Open for Business, Safely:
The Grandel's Open Air series, presented by the Kranzberg Arts Foundation, has been consistent about safety for its events. In keeping, this show will take place in a socially distanced fashion in the heated tent behind the venue. Reservations and masks are required, and parties are limited to six people per table. For more info, visit kranzbergartsfoundation.org/covid-19/open-air-mitigation-policies.
GZA Liquid Swords 25th Anniversary Show at (Le) Poisson Rouge
10 p.m. Friday, November 6. Livestreamed event. $16. lpr.tv.

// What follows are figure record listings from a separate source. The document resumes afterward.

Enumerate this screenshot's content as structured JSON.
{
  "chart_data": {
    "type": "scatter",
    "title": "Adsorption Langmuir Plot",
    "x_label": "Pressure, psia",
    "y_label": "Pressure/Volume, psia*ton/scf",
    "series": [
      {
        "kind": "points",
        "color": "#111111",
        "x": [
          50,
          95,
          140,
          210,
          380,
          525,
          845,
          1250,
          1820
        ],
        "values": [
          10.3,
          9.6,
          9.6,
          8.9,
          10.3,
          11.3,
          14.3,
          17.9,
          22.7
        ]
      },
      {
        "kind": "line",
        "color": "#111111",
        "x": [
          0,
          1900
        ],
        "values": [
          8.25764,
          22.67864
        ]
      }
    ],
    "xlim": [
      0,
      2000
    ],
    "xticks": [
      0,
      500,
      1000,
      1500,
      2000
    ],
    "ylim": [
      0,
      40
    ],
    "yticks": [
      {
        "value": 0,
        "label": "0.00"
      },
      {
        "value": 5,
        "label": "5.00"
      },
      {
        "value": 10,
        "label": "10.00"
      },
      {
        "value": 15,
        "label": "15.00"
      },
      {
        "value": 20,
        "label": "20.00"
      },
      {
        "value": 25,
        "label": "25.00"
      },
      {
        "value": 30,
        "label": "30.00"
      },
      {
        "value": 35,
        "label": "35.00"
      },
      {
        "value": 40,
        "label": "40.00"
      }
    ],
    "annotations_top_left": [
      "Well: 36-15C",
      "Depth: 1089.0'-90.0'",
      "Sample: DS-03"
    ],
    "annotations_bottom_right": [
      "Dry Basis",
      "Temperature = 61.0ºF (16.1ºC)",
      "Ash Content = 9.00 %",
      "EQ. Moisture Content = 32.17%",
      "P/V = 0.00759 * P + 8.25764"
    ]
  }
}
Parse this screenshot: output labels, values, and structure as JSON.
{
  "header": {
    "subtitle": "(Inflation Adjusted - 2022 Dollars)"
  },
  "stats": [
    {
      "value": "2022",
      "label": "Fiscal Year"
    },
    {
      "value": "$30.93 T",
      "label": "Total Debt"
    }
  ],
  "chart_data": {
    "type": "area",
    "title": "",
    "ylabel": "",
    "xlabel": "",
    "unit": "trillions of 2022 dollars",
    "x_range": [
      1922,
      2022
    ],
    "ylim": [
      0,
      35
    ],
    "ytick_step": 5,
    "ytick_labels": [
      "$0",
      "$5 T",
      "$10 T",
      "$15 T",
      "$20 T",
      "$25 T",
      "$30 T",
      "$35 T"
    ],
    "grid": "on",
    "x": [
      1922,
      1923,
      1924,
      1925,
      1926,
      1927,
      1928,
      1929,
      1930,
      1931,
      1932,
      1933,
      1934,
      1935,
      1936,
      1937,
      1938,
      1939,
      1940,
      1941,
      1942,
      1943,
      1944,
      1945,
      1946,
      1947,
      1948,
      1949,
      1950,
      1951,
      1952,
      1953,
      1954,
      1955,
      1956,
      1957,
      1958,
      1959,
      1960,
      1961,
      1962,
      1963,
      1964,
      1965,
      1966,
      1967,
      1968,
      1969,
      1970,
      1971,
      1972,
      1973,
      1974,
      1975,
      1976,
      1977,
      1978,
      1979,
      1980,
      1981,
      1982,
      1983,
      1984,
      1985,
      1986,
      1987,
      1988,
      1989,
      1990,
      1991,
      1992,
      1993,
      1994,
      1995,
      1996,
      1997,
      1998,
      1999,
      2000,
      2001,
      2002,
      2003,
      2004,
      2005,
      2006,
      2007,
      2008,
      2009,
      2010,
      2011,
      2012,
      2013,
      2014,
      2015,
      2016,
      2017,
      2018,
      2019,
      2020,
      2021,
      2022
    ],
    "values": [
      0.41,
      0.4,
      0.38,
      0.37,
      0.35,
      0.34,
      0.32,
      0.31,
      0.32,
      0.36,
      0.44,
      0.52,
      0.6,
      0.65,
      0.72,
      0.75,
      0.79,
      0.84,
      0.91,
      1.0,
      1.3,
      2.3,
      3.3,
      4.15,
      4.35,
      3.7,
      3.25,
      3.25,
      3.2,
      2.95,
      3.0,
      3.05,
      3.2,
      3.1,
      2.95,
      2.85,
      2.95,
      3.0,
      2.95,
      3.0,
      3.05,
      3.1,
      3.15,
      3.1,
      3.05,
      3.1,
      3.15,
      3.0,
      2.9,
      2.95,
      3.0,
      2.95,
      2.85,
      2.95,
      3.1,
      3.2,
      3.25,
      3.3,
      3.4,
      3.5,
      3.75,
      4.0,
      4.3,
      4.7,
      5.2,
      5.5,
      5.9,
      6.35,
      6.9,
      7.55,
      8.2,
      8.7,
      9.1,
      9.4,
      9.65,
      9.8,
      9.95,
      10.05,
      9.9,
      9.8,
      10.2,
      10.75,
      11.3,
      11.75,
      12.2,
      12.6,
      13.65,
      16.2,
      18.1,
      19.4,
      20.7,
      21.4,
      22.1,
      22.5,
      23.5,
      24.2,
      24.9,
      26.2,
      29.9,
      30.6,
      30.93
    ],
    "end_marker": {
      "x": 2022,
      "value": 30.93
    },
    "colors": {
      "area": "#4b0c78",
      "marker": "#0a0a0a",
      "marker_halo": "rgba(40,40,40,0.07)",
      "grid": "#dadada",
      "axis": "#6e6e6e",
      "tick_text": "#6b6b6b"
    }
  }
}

Greenwich Village’s celebrated underground music venue and multimedia art cabaret (Le) Poisson Rouge has been closed since March due to (you guessed it) COVID-19, but since early October it has taken on a new life as a livestreaming destination for some of the city’s best acts to share their art with the world. Cults was the first to kick off the series with a release show for its latest, Host
, and since then such favorites as Jose James, !!! (CHK CHK CHK) and Too Many Zooz have all put in time at the space. That's all well and good, but this week is special: Wu-Tang Clan founding member (and arguably its most mesmerizing lyricist) GZA will be celebrating the 25th anniversary of his 1995 solo album Liquid Swords
, performing the classic album in its entirety. Landing with a massive thud upon its release (in the same year as Ol' Dirty Bastard's and Raekwon's debut solo records, no less) Liquid Swords
helped cement the Wu-Tang Clan as one of the most vital hip-hop acts of the ‘90s, with its complex lyricism and cinematic imagery making it a classic that has since been cited by many as one of the best hip-hop albums of all time. The show will feature full stage production and audio straight from the venue's soundboard, and, if we had to guess, it just might feature some special guests, making this one a must-see affair.
Save Our Stages:
(Le) Poisson Rouge, like venues across the whole country, has been feeling the financial pinch since being forced to close, and livestreamed shows such as this one are meant to help bring some money in during a dire time. If you can afford it, consider dropping $19.99 for a monthly subscription to the venue’s livestreamed events, and know that the money is going to a good cause.